C.                 Les engagements

[28]           TearLab s’est engagée à payer les dommages-intérêts subis par la défenderesse, concernant le système i-Pen, s’il s’avérait que l’injonction provisoire faisant l’objet de la présente requête a été accordée à tort. TearLab se conformera à une ordonnance concernant les dommages causés par la délivrance de l’injonction demandée.

[29]           La défenderesse s’est engagée à tenir des registres de ventes de tous les i-Pen et des capteurs à usage unique jusqu’à la résolution définitive du présent litige, afin de faciliter la détermination des dommages subis par TearLab si elle obtient finalement gain de cause.

V.                ANALYSE

[30]           Il est acquis en matière jurisprudentielle que dans RJR -- MacDonald, précité, la Cour suprême du Canada a approuvé le critère qui s’applique à une injonction provisoire ou interlocutoire, comme l’énonce la Chambre des Lords dans l’arrêt American Cyanamid Co v Ethicon Ltd, [1975] RPC 513 [American Cyanamid]. Cela signifie que TearLab doit démontrer :

a)      qu’il existe une question sérieuse à juger;

b)      qu’elle subira un préjudice irréparable si l’injonction n’est pas accordée;

c)      que la prépondérance des inconvénients favorise l’octroi d’une injonction.

[31]           Il est également bien établi que ces facteurs sont liés et qu’ils ne doivent pas être examinés séparément.
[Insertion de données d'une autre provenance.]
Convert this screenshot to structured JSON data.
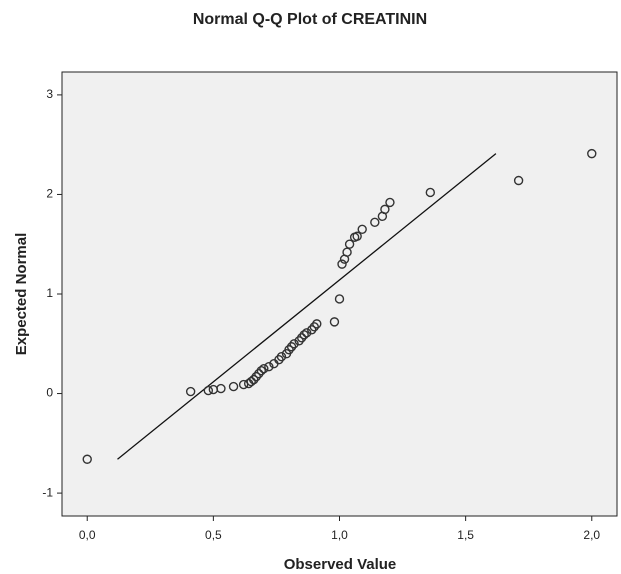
{
  "chart_data": {
    "type": "scatter",
    "title": "Normal Q-Q Plot of CREATININ",
    "x_label": "Observed Value",
    "y_label": "Expected Normal",
    "xlim": [
      -0.1,
      2.1
    ],
    "ylim": [
      -1.23,
      3.23
    ],
    "xticks": [
      {
        "value": 0,
        "label": "0,0"
      },
      {
        "value": 0.5,
        "label": "0,5"
      },
      {
        "value": 1,
        "label": "1,0"
      },
      {
        "value": 1.5,
        "label": "1,5"
      },
      {
        "value": 2,
        "label": "2,0"
      }
    ],
    "yticks": [
      -1,
      0,
      1,
      2,
      3
    ],
    "color": "#333333",
    "x": [
      0.0,
      0.41,
      0.48,
      0.5,
      0.53,
      0.58,
      0.62,
      0.64,
      0.65,
      0.66,
      0.67,
      0.68,
      0.69,
      0.7,
      0.72,
      0.74,
      0.76,
      0.77,
      0.79,
      0.8,
      0.81,
      0.82,
      0.84,
      0.85,
      0.86,
      0.87,
      0.89,
      0.9,
      0.91,
      0.98,
      1.0,
      1.01,
      1.02,
      1.03,
      1.04,
      1.06,
      1.07,
      1.09,
      1.14,
      1.17,
      1.18,
      1.2,
      1.36,
      1.71,
      2.0
    ],
    "values": [
      -0.66,
      0.02,
      0.03,
      0.04,
      0.05,
      0.07,
      0.09,
      0.1,
      0.12,
      0.14,
      0.17,
      0.2,
      0.23,
      0.25,
      0.27,
      0.3,
      0.34,
      0.37,
      0.4,
      0.44,
      0.47,
      0.5,
      0.53,
      0.56,
      0.59,
      0.61,
      0.64,
      0.67,
      0.7,
      0.72,
      0.95,
      1.3,
      1.35,
      1.42,
      1.5,
      1.57,
      1.58,
      1.65,
      1.72,
      1.78,
      1.85,
      1.92,
      2.02,
      2.14,
      2.41
    ],
    "reference_line": {
      "x": [
        0.12,
        1.62
      ],
      "y": [
        -0.66,
        2.41
      ]
    }
  }
}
Voir la décision Movel Restaurants Ltd. c. E.A.T. at Le Marché Inc., [1994] ACF no 1950 (1re inst.), au paragraphe 9.

[32]           S’agissant d’une injonction provisoire, la partie requérante doit également établir qu’il existe une urgence suffisante pour justifier une injonction. Voir la décision Les laboratoires servier c. Apotex inc., 2006 CF 1443, au paragraphe 17.
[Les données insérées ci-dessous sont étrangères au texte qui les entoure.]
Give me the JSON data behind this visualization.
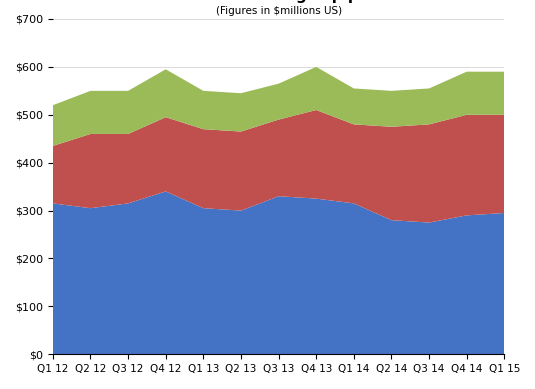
{
  "categories": [
    "Q1 12",
    "Q2 12",
    "Q3 12",
    "Q4 12",
    "Q1 13",
    "Q2 13",
    "Q3 13",
    "Q4 13",
    "Q1 14",
    "Q2 14",
    "Q3 14",
    "Q4 14",
    "Q1 15"
  ],
  "flagship": [
    315,
    305,
    315,
    340,
    305,
    300,
    330,
    325,
    315,
    280,
    275,
    290,
    295
  ],
  "suites": [
    120,
    155,
    145,
    155,
    165,
    165,
    160,
    185,
    165,
    195,
    205,
    210,
    205
  ],
  "new_adj": [
    85,
    90,
    90,
    100,
    80,
    80,
    75,
    90,
    75,
    75,
    75,
    90,
    90
  ],
  "subtitle": "(Figures in $millions US)",
  "color_flagship": "#4472C4",
  "color_suites": "#C0504D",
  "color_new": "#9BBB59",
  "ylim_max": 700,
  "ytick_step": 100,
  "background_color": "#FFFFFF",
  "plot_bg": "#FFFFFF"
}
[33]           Concernant l’urgence et la question sérieuse, la position de TearLab est à tout le moins discutable, mais, à mon avis, TearLab n’a pas établi de préjudice irréparable ni la prépondérance des inconvénients selon le critère de l’arrêt RJR -- MacDonald et la jurisprudence régissant la Cour.

[34]           TearLab doit convaincre la Cour qu’elle subira un préjudice irréparable pendant l’intervalle pour lequel l’injonction est demandée. Comme le mentionne la défenderesse, les témoignages par affidavit produits par TearLab ne se rapportent pas directement à cette période et ne sont pas présentés par des personnes qualifiées pour convaincre la Cour que le préjudice que craint TearLab ne peut pas faire l’objet d’une indemnisation par l’octroi de dommages-intérêts.

[35]           Compte tenu du contexte entourant le présent litige, il est tout à fait compréhensible que TearLab craigne de subir une perte non quantifiable de possibilités sur le marché, de perspectives au sein de l’industrie et d’occasions d’attirer des clients potentiels, de ventes et de clientèle. Cependant, ces craintes doivent être appuyées par une personne qui possède l’expertise requise pour affirmer qu’il est impossible de quantifier les pertes advenant que l’injonction soit refusée. En l’absence de tels éléments de preuve, le préjudice allégué demeure hypothétique.

[36]           Les personnes qui mentionnent un préjudice irréparable au nom de TearLab sont des témoins de l’entreprise ou des témoins qui expriment des opinions non étayées dépassant leur domaine de compétence. TearLab a dit compter essentiellement sur M. Tierney à l’égard du présent litige.

[37]           M. Tierney est un ancien directeur commercial d’Allergen Eye Care maintenant retraité qui possède une vaste expérience du marché canadien des soins oculaires. S’appuyant sur son expérience, il a présenté à la Cour ce qui se produira selon lui si le système i-Pen est lancé au Canada par la défenderesse et qu’il est ensuite retiré du marché à la suite d’une injonction après un procès en contrefaçon de brevet. Là n’est pas la question qui m’est soumise dans la présente requête.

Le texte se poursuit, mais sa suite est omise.